Disons le tout de go : Wellington nous a davantage impressionnés qu’Auckland. La ville est très vivante avec un savant dosage de moderne et d’ancien. Sa situation adossée à la montagne au bord d’une vaste baie est de toute beauté. Un funiculaire mène vers la Jardin botanique qui domine la ville. En contrebas, on traverse des quartiers avec de petites maisons de style colonial qui semblent émerger d’une autre époque. C’est là où est née Katherine Mansfield, célèbre femme écrivain qui a vécu sa jeunesse ici avant de quitter sa patrie jugée un peu étriquée pour l’Angleterre où elle est décédée à l’âge de 34 ans. Au centre ville, l’animation nocturne du quartier « Cuba » peut faire penser à Montparnasse, une foule dense s’y presse en passant de café en café ce qui veut dire en bon néo-zélandais de restaurant en restaurant (on trouve même des établissements nommés « fish restaurants » ce qui est assez dur à digérer pour une oreille européenne). Wellington compte un certain nombre de bâtiments officiels d’envergure, dont le Parlement un complexe assez pompeux du début du 20ème siècle en granite gris et adjacent à lui la « ruche » un bâtiment-tour moderne utilisé par les parlementaires maori. Un peu partout dans la ville on trouve des sculptures intéressantes.
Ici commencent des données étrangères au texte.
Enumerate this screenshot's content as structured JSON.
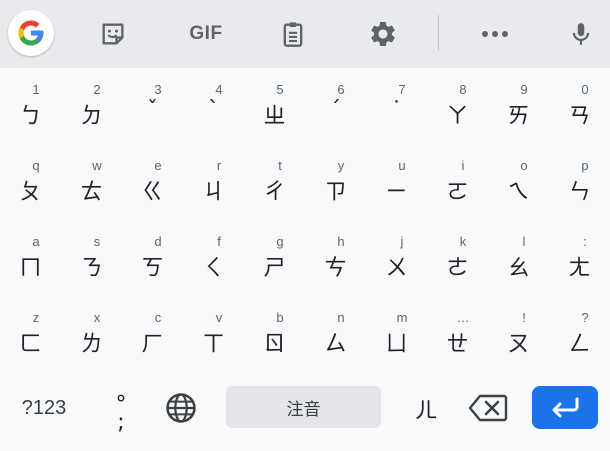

Près du port s’élève le musée Te Papa, une construction moderne, véritable vitrine du pays avec de nombreuses collections. Les fins esprits disent que la conception de ce musée est un peu trop ostentatoire ou qu’il lui manque un fil rouge clair. Toutefois Nicole et moi sommes bien tombés sous le charme cossu ( !?) de l’endroit qui nous a permis de bien réviser nos fondamentaux néo-zélandais : culture maori, histoire de la colonisation, flore et faune, œuvres d’art récents en tous genres. En plus une exposition très didactique sur les baleines nous a bien préparés pour la suite.

 

Avant de quitter la capitale, nous avons passé une soirée autant sympathique qu’inattendue avec Alice, une amie de jeunesse de Graz. Alice est venue en personne pour assister à la cérémonie académique marquant la fin des études en sciences éco de sa fille Elisabeth. A défaut de pouvoir prendre part à la séance académique, nous avons passé une excellente soirée au restaurant tous les quatre.